Partie !
Cela fait cinquante ans que nous vivons ensemble. Ce matin, sans préavis, sans un mot, elle est partie. Elle a rassemblé tous ses sacs, les a enfournés dans le coffre de la voiture. Sans se retourner, elle est partie, elle n’a même pas pris la peine de refermer le portail.
Je ne peux pas dire que j’ai été surpris. Depuis tout ce temps, nous nous connaissons si bien que j’arrive si ce n’est à comprendre, tout au moins à sentir ce qui se trame dans les méandres de sa pensée. Hier j’ai bien réalisé que quelque chose se préparait. Peut-être à tort, cela ne m’a pas vraiment troublé : j’ai quand même bien dormi.
Et ce matin, elle est partie. Je ne suis pas vraiment inquiet, ni même triste. Juste, je me sens seul, elle me manque. Je ne veux pas me laisser troubler, je veux continuer mon train-train mes activités comme prévu, mais je n’y arrive pas, je n’ai pas le goût. Je traîne. J’erre dans la maison, je passe de pièce en pièce pensif et désemparé. Je sais qu’elle n’est plus là, mais je la cherche. C’est idiot, c’est inconscient, mais je la cherche.
En fait j’ai l’habitude : chaque fois que nous avons été séparés au cours de ce demi-siècle commun je l’ai cherchée. Chaque fois que j’étais retenu par mon travail et qu’elle allait rejoindre amis ou famille, chaque fois qu’elle était entrainée par une formation ou une activité personnelle, je l’ai cherchée. Bêtement, sans espoir et sans énergie, je l’ai cherchée là où je savais qu’elle n’était pas. Même quand c’est moi qui partais, qui me trouvais en stage ou en déplacement chez des clients ou des fournisseurs, je la cherchais dans ma chambre d’hôtel, dans la salle du restaurant ou dans le hall de l’usine. Toujours quand elle n’a pas été à mes côtés, elle m’a manqué et je l’ai cherchée.
Pourtant, profondément introverti, je suis un être solitaire. J’aime être seul, comme si je me suffisais à moi-même. Mais voilà, j’aime être seul mais à condition d’être avec elle. Seul à deux, avec elle, silencieuse, tranquille, proche, accessible si ce n’est disponible. J’aime être seul mais quand elle n’est pas là, je la cherche.

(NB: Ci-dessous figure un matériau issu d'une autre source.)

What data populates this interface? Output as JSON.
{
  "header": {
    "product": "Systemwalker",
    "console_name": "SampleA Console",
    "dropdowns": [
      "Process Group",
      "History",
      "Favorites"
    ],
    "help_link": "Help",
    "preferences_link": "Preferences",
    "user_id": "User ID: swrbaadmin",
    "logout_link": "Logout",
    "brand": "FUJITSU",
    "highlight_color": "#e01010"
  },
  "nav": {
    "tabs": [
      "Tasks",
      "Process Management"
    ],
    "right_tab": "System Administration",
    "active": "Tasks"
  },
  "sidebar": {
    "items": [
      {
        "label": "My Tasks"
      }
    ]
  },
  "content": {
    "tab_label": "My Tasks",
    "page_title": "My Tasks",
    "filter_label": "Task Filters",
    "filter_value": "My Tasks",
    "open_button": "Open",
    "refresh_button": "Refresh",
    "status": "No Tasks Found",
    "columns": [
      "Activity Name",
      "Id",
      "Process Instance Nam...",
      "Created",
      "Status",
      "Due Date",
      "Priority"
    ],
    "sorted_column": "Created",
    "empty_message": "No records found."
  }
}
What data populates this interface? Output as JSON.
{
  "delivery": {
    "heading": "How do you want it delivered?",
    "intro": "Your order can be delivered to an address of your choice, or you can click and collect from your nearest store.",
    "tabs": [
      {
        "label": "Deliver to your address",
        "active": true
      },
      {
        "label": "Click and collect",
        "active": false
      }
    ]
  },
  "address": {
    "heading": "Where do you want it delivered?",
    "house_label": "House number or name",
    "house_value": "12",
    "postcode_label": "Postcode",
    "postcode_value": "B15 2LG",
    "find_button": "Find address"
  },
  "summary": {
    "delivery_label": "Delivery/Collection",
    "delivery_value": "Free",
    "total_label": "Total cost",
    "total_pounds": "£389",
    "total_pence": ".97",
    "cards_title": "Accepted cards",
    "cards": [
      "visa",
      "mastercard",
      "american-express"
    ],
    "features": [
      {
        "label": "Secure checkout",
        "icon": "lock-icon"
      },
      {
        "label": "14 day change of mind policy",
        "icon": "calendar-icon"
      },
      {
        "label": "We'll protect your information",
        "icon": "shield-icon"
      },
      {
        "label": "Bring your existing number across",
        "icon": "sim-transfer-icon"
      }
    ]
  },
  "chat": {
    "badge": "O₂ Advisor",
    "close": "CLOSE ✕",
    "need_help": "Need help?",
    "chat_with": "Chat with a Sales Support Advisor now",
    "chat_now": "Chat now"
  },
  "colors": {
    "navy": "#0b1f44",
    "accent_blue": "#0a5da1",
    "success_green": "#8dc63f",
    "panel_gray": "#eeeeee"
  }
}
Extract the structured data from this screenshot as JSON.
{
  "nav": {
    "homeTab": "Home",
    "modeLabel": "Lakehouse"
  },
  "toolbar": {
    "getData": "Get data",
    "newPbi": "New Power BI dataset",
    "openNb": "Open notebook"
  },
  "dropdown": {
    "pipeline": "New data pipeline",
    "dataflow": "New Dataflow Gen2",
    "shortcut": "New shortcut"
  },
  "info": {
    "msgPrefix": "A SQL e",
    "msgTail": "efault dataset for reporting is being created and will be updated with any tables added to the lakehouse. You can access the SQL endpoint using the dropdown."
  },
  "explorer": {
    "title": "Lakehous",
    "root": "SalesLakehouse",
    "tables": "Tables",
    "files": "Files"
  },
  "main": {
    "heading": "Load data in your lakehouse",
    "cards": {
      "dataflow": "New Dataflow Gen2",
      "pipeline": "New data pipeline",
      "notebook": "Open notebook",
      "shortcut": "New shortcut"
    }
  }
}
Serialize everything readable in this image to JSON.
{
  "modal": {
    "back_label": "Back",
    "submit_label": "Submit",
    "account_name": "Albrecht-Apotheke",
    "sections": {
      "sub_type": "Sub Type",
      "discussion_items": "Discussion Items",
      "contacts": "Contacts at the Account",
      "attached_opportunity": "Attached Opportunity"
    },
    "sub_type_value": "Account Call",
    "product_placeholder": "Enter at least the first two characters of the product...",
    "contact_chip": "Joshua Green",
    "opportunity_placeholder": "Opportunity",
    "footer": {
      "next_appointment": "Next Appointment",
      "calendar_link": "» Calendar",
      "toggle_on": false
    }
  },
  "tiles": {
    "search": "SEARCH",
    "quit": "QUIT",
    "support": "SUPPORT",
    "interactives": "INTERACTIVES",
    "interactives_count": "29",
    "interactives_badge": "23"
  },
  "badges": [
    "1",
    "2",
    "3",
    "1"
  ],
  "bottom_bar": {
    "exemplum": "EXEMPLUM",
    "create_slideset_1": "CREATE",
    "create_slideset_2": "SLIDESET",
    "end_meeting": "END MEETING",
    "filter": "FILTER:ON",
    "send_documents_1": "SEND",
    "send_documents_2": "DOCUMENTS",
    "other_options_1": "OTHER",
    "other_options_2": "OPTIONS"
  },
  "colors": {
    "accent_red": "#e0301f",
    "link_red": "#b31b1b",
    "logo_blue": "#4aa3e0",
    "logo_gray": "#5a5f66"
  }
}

Il y a aussi ce jeu stupide et orgueilleux auquel nous n’avons cessé de jouer depuis que nous sommes mariés. Elle et moi nous revendiquons comme « indépendants ». Nous existons l’un avec l’autre mais nous prétendons exister l’un sans l’autre. Séparés par quelque raison que ce soit, nous affirmons et proclamons ne pas en faire cas. Pressés de téléphoner, de prendre des nouvelles de l’absent, nous postulons ne pas en avoir besoin et affirmons que l’autre le sait et n’en éprouve pas non plus le besoin. L’indépendance proclamée et publiquement vécue comme une bravade ! Mais toujours, toujours dans l’instant qui suit le regret piquant de n’avoir pas voulu la chercher là où elle est vraiment. En vieillissant il semble que, sur ce plan-là en tous cas, nous devenons un peu moins bête.
Cinquante ans que nous vivons ensemble, et ce matin elle est partie. Je la cherche.
…
Indistinctement d’abord, j’entends le son d’un moteur. Puis le bruit d’une voiture reculant dans l’étroite allée.
Elle revient.
Je me précipite au travers de la vaste maison, mais quand j’arrive au garage, elle est déjà descendue de l’auto et fourrage dans le coffre. Encore une fois, sans rien dire, nous nous comprenons parfaitement : je saisis les sacs les plus lourds, et nous rentrons les courses du mois dans la réserve.
Elle est là.
Je ne suis pas rassuré, je n’étais pas inquiet. Je ne suis pas heureux, je n’étais pas triste. Juste, elle est là et je suis au complet.